I listened to scarred man with AIDs talk about living very close to death, and I was close to death again, but not in those wars I had sought out in Central America and Africa and Southeast Asia but in the bosom of this family that I liked to think was something I had left behind and had nothing now to do with me. As dead as Cousin Margaret, the second cousin down.

And my twin brother came into it, in the CIA with people who were out to kill me, and I was in a scene I had thought of every day of my life but somehow did not realize I was thinking of it – two years old in a Pullman drawing room on an old steam train following a single track line that since the 19th century had led right up into the White Mountains of New Hampshire, and I was in a top bunk, and knew that if I pressed a button up there it might bring help but I could not press it, though there was non-verbal moaning and screeching in that train compartment with my mother and material grandmother and twin brother, and there was, it soon came back to me, the smell of fresh blood.

A woman talked of how her father always had a special meal for himself that no one in the family could touch, filet mignon, for instance, when the rest were getting leathery liver – and this shot me back not to the exact same thing happening but to the recent time in dreary Florida when my father lay dying in a third rate hospital, his chest an open red and green blood and pus cancer wound, and no one in the family except my then wife and me would go the hospital for they said he would not know if they came or not.
They ignored what my wife and I said, which was that we had seen him respond to names and kindness. We has heard him ask for them.
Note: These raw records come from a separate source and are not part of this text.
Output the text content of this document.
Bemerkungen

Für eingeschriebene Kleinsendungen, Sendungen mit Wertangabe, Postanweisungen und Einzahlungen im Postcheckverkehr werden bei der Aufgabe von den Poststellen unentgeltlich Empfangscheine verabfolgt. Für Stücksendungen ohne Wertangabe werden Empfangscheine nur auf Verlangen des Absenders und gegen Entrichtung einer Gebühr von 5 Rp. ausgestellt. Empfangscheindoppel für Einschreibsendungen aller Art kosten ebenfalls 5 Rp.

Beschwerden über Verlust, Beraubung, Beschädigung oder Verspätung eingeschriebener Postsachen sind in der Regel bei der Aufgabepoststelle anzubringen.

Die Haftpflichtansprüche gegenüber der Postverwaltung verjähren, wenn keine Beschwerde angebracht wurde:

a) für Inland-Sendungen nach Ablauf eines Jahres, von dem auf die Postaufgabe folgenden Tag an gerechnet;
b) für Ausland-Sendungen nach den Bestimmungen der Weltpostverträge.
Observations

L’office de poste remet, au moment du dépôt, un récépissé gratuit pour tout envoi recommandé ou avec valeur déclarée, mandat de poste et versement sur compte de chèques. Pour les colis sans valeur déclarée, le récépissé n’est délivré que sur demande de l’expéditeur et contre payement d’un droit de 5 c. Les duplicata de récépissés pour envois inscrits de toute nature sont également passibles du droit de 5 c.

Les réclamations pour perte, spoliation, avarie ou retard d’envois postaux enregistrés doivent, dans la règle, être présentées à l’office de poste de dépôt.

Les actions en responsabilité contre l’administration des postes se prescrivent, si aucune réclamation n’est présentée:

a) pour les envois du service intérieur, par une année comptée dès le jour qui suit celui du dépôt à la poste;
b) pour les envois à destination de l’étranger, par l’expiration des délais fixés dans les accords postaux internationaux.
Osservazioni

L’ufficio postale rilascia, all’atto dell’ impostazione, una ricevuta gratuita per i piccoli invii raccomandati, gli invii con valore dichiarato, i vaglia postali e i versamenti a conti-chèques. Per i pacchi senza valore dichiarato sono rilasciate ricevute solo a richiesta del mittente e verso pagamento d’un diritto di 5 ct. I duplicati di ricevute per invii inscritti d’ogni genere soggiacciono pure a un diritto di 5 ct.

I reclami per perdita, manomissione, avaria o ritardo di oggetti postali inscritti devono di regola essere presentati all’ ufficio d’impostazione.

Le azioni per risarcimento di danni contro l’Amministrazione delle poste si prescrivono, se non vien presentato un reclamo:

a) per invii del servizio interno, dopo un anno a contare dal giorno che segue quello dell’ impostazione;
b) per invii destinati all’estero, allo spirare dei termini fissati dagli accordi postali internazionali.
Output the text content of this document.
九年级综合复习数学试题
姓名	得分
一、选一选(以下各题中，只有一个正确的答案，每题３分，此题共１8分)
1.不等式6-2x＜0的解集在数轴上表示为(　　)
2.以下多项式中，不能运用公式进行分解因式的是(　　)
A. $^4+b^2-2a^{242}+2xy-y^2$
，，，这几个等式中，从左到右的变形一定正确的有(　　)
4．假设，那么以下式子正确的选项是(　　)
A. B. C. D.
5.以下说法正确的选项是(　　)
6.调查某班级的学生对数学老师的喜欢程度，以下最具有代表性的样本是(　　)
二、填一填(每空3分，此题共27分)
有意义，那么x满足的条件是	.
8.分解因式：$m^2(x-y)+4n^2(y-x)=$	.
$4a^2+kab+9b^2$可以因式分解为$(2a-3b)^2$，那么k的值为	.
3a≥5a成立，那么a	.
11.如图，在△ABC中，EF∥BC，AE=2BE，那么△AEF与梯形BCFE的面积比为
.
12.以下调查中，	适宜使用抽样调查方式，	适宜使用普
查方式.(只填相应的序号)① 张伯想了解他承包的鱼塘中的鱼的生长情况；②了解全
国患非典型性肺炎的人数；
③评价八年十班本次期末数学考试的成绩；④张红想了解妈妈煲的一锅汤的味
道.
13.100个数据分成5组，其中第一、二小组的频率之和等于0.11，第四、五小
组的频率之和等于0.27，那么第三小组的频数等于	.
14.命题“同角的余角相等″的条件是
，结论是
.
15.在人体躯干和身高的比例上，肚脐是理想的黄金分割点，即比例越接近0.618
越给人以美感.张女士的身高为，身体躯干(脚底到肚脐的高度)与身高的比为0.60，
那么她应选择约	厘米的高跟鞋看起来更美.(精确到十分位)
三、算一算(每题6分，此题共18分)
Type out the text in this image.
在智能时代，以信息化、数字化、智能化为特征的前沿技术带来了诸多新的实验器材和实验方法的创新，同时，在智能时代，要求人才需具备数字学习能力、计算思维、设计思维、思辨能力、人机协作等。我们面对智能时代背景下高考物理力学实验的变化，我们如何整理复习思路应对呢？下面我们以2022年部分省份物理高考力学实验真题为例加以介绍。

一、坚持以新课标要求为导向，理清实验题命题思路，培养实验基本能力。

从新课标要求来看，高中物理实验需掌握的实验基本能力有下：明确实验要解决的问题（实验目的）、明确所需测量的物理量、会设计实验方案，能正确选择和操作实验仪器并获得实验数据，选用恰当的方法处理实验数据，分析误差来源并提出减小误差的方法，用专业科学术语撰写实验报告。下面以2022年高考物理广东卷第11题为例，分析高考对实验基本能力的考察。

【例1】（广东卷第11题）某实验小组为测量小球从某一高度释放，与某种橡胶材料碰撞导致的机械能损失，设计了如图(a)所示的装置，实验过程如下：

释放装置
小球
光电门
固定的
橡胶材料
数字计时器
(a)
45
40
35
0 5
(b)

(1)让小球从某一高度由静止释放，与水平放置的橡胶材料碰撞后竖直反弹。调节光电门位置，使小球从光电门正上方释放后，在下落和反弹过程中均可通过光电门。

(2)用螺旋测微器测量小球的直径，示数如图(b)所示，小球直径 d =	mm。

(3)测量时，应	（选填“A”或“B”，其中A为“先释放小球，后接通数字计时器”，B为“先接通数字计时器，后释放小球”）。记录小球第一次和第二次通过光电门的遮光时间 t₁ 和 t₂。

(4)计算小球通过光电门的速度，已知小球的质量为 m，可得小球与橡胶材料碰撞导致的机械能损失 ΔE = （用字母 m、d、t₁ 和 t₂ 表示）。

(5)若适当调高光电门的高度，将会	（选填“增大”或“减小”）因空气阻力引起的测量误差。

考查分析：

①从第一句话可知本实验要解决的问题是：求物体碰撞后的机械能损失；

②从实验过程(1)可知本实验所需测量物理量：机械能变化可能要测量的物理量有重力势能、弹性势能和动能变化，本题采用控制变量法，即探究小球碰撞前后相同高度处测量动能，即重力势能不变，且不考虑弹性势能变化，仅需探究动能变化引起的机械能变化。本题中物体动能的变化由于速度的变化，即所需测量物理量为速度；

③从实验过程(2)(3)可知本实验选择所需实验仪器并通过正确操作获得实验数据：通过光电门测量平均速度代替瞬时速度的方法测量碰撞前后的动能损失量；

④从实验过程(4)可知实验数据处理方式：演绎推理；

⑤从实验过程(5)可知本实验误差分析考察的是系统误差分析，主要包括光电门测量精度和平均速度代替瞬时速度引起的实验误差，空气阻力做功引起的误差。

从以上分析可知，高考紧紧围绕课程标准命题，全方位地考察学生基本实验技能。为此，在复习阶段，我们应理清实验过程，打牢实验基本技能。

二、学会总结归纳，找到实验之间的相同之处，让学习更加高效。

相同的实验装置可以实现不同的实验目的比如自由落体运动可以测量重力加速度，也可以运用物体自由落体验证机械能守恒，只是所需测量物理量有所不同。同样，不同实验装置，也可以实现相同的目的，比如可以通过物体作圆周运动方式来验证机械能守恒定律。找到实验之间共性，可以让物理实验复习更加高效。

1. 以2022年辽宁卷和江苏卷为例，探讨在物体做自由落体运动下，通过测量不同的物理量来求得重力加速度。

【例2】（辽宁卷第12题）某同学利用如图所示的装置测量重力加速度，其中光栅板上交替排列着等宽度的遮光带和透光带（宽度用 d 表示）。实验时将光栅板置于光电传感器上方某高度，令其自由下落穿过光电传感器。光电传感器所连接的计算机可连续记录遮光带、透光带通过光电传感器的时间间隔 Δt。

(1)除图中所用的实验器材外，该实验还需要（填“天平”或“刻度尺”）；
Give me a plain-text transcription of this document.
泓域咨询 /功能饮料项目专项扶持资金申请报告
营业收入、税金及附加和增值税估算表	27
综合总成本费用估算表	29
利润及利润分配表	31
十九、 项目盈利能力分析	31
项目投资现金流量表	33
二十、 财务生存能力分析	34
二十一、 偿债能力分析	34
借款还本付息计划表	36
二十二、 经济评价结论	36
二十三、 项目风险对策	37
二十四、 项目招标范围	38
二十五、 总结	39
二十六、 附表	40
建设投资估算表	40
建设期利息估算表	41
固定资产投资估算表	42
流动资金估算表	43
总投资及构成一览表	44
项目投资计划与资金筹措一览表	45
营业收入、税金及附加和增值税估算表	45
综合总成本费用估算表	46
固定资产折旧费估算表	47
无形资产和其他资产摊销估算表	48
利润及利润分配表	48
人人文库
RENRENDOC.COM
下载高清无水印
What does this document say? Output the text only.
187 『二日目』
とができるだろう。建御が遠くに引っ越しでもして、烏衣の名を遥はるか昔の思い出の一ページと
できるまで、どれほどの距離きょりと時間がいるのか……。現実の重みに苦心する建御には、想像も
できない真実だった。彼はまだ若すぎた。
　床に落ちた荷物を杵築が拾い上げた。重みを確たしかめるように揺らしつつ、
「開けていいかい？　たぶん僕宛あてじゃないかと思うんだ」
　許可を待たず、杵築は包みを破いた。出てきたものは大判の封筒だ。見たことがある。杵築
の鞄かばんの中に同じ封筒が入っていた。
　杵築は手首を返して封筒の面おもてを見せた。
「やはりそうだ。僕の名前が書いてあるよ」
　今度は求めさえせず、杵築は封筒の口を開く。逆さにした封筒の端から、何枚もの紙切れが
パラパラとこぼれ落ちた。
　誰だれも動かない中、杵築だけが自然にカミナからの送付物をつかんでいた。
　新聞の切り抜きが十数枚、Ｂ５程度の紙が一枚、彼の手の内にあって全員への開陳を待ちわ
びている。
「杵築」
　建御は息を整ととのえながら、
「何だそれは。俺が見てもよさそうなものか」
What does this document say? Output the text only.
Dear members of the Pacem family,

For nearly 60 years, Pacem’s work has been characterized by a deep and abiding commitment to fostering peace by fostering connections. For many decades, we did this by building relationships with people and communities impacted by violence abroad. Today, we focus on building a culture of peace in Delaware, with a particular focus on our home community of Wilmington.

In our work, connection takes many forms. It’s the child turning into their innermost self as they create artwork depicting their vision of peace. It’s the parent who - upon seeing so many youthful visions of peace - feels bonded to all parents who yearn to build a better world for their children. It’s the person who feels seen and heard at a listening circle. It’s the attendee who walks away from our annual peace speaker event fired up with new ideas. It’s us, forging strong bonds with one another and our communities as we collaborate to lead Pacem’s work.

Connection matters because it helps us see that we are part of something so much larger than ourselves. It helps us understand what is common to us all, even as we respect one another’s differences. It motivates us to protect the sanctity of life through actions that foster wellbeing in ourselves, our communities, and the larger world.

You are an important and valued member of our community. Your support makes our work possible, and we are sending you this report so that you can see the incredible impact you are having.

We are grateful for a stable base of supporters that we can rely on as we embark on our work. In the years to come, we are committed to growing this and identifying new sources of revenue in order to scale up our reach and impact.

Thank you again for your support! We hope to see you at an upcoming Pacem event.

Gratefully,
And in all the stories I heard of posturing members of family, military people, academic people, rich people, poor people I kept landing on what was sacrosanct in the family – one of many things which I had convinced myself could not have any effect on me in any present time. And I was back there at seven not quilte knowing what was happening when my grandfather made up the crucial family story that his son-in-law had gone down in flames in the Battle of Briton when, as I knew now, and they must have known back then, the son-in-law and another RAF guy had climbed a fence onto an airfield and tried to take a fighter plane up while drunk, and both were dead in moments.

And why long before my grandfather’s stroke it was so clear at White Pines that fatal things had happened and were still happening.

Death. Death. Death.

Death kept coming into these reborn memories.